On a tear for nearly two years, the market cap-weighted Nasdaq Biotech Index has gained 55 percent in the past 12 months, but is down 5 percent from its all-time high set early this month. The dollar-weighted NYSE Arca Biogech Index has risen 44 percent over the past year.
The sector's year-to-date performance outstrips a 34 percent gain for the Nasdaq Composite Index and 25 percent jump in the S&P 500, but biotechs have lagged the wider market in the fourth quarter.
Shares of Gilead, which received FDA approval for a likely multi-billion dollar hepatitis C drug, are up 89 percent over the past year. Shares of Amgen Inc, the world's largest biotech in terms of revenue, have gained 25 percent.
"The large-cap biotech companies like Gilead, Biogen and Celgene have done a wonderful job to justify a lot of their premium valuations - but that has got nothing to do with small biotech companies with products still in early-stage development," said Andy Smith, London-based chief investment officer at Mann Bioinvest, which invests in biotech and healthcare companies worldwide.
All three companies introduced new multi-billion dollar drugs this year, while continuing to build pipelines of promising experimental products.
Meanwhile, no one knows if general investors will eventually move on to the next hot sector.
Chris Rowane, manager of the Huntington Mid Corp America fund, said he still sees plenty of growth opportunities, particularly as big pharmaceutical companies look to biotech to boost their own drug development pipelines. But he is cautious that attempts to control healthcare costs could narrow the market for new, expensive biotech drugs.

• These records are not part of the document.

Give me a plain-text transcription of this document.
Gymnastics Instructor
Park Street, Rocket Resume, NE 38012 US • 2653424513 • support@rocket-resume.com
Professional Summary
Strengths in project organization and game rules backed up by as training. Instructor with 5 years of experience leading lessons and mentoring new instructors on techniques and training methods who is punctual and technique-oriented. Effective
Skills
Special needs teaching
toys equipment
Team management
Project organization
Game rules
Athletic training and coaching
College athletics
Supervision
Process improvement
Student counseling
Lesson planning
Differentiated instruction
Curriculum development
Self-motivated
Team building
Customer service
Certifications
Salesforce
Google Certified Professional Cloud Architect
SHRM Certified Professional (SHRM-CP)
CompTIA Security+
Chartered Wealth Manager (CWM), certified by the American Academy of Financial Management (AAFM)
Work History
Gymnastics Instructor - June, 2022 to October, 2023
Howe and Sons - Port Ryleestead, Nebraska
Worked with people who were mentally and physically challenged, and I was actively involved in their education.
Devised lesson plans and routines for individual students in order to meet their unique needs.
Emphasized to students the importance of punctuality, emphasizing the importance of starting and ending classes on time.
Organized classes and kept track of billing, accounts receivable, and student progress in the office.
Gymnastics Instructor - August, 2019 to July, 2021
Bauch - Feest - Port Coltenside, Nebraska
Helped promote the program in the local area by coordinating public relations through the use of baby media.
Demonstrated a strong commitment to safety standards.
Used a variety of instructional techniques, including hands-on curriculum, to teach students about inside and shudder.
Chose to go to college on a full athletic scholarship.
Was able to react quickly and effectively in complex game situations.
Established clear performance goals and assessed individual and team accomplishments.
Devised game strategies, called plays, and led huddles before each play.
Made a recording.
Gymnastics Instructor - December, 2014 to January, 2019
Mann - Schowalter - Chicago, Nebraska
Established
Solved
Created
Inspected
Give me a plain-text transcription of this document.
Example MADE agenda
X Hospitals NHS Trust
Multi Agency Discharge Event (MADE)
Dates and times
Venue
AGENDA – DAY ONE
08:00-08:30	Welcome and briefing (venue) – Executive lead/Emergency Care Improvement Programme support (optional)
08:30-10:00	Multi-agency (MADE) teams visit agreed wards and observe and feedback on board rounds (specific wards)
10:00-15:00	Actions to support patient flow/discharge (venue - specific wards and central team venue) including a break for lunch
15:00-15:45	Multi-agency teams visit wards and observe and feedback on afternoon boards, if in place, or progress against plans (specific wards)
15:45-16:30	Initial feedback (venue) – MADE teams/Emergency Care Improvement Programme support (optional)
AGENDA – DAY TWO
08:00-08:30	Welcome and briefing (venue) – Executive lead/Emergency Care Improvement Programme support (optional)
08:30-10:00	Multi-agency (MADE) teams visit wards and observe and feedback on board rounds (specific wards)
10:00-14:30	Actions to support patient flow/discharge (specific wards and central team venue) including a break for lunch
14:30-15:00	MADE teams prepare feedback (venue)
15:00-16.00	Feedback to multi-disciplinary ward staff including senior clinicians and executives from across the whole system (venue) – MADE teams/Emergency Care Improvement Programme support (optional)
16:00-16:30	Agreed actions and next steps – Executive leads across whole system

The FDA's new "breakthrough" pathway for medicines that show promise in early testing - spearheaded by patient advocacy groups - has ignited investor interest in small-cap biotech. The expedited effort could shave years, and millions of dollars, off the traditional drug approval process.
As of November 22, the FDA said it had granted breakthrough status to 35 experimental drug applications, but not all of them have been made public by sponsor companies.
Shares in Danish biotech firm Genmab jumped 8.5 percent on September 16 when the FDA granted breakthrough status to its experimental leukemia drug. The stock has gained 7 percent more since then.
Dutch drugmaker Prosensa Holding saw its stock soar 54 percent in their U.S. market debut on June 28, a day after the FDA granted breakthrough status to the company's experimental muscular dystrophy drug. But the party was short-lived and the stock fell 70 percent in September when Prosensa and partner GlaxoSmithKline said the drug failed to show effectiveness in a late-stage study.